All the blood and urine samples from the experiment were analysed at the Division for Clinical Chemistry at LU. Its involvement started by chance.

“I happened to have the company of associate professor in clinical chemistry Magnus Abrahamson on the train from Copenhagen. Our conversation turned to the many questions around CKDu, which led to doctoral student Jenny Apelqvist getting a whole new direction to her thesis project”, explains Kristina Jakobsson.

It has not always been easy to get money for research into a disease which is so alien to our comfortable Swedish existence. But that is precisely a reason for the researchers’ engagement: that these poor agricultural workers, who struggle to provide for their families, should not need to die from the work they do.

“This really is true occupational medicine, a matter of life and death!” says Kristina Jakobsson.

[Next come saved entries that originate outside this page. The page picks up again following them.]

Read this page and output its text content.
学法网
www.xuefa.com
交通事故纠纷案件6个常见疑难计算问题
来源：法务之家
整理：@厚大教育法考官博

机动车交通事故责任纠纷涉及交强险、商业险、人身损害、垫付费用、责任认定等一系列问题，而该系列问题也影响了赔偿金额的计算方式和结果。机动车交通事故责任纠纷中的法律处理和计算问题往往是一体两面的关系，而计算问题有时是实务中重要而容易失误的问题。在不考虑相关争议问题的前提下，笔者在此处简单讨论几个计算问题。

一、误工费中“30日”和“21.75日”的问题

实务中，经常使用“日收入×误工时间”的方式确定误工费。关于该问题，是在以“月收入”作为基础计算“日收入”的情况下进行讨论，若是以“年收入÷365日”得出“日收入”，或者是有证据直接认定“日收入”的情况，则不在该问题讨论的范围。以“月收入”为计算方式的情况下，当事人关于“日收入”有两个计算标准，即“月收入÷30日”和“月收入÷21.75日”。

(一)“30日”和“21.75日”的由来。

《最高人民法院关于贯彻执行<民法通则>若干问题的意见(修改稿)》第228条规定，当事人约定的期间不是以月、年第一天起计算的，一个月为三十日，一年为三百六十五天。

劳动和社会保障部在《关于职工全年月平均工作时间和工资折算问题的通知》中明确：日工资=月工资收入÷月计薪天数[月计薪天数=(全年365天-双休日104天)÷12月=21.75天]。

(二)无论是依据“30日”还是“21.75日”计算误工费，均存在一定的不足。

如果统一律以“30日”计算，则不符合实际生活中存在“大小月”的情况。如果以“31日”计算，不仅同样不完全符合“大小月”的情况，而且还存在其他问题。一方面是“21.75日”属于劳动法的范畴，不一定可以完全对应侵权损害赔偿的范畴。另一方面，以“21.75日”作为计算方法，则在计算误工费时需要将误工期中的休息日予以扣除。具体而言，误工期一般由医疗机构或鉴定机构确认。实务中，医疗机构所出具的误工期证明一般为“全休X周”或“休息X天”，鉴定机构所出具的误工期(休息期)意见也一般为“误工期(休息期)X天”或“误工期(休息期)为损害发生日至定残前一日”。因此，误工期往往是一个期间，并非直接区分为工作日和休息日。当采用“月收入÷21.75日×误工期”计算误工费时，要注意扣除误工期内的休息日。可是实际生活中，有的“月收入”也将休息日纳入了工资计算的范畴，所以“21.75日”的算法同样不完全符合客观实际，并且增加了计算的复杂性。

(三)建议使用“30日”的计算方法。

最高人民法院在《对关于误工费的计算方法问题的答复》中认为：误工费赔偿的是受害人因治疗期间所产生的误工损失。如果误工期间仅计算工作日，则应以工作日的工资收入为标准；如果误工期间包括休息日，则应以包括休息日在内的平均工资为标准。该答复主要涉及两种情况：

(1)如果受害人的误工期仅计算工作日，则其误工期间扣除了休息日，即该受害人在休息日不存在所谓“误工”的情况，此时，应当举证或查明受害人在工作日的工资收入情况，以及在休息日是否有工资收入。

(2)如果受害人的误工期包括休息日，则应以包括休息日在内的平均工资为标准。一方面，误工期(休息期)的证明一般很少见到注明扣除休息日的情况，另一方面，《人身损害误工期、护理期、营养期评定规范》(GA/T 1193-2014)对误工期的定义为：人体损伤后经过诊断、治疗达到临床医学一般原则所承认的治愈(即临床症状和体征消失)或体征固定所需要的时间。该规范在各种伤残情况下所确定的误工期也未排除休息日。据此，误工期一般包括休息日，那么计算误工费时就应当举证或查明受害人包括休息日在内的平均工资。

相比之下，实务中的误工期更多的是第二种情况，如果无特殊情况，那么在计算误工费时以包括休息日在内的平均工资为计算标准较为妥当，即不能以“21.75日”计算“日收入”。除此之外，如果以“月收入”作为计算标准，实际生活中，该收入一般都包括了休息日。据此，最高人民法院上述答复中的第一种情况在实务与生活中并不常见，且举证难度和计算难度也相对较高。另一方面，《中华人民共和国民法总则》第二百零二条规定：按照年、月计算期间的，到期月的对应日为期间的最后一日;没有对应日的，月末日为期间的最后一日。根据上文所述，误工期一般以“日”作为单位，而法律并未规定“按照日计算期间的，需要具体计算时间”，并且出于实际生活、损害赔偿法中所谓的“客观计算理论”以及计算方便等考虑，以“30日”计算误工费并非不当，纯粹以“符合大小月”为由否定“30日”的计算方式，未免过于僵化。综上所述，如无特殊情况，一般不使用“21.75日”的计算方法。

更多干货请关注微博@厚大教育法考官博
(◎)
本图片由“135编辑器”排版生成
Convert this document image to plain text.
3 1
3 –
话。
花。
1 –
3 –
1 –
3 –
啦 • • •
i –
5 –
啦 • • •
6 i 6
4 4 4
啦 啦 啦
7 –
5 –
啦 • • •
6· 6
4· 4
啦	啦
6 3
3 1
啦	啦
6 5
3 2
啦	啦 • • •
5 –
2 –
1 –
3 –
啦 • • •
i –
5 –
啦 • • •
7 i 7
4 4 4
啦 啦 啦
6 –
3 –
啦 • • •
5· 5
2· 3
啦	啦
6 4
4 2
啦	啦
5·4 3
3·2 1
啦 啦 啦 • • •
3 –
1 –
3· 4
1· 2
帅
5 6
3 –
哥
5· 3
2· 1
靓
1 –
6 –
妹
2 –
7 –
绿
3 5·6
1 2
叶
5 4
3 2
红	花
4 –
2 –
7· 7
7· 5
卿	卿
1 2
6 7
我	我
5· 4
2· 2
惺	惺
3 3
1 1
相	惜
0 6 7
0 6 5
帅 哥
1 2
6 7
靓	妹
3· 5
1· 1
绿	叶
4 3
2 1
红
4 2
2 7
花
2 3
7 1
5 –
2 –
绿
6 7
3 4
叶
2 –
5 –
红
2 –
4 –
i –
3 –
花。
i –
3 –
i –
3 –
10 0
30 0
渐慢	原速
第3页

She hopes that awareness of the problem will not only increase within the research community but also among those who purchase sugar from Central America and rice from Asia, for example. If the major food companies demand endurable conditions for agricultural workers, a process of change could begin. It is likely to become more urgent in future, as climate change makes conditions even hotter in the warm countries of the world.

Ingela Björck

Interdisciplinary research on heat

The research into kidney disease in agricultural workers in the tropics was part of a Pufendorf project from 2014, "Heat". The project gathered researchers specialising in fields such as climate modelling, water research, occupational medicine, risk management, design sciences and social sciences. The goal was to find new ways to manage the effects of increasing temperatures, as heat stress affects humans, animals and the entire ecosystem.

Several case studies were conducted within the framework of the project. They studied brick workers in India, nomads in the Himalayas, air conditioning in Hanoi and urban planning in Istanbul and Skåne. Several of the participating groups continued to work with heat issues even after the Pufendorf project ended.

EU project on working in heat

How are people who work in construction, agriculture, transport, factories and the tourism sector in Europe to deal with an increasingly warm climate? It is both a question of protecting people’s health and ensuring that productivity drops as little as possible, even when work is being done in a heatwave.

Another research project with its roots in the Pufendorf HEAT collaboration deals with this. It is the Horizon 2020 project Heat Shield, in which LU’s representative is senior lecturer and associate professor at the Department of Design Sciences Chuansi Gao. He belongs to the Thermic Environment group, which researches how heat and cold affect the human body. The EU project mainly deals with studying cold and protective clothing for agricultural workers.

Chuansi Gao is also to lead an EU collaboration project with partners from three EU countries. This will involve developing a "climate app" which combines weather alerts with information on the heat balance in the human body, and proposes suitable measures to manage heat and cold. The app is to be adapted to the user so that the advice is different depending on factors such as the work environment, the physical strain of the work, clothing, age and health.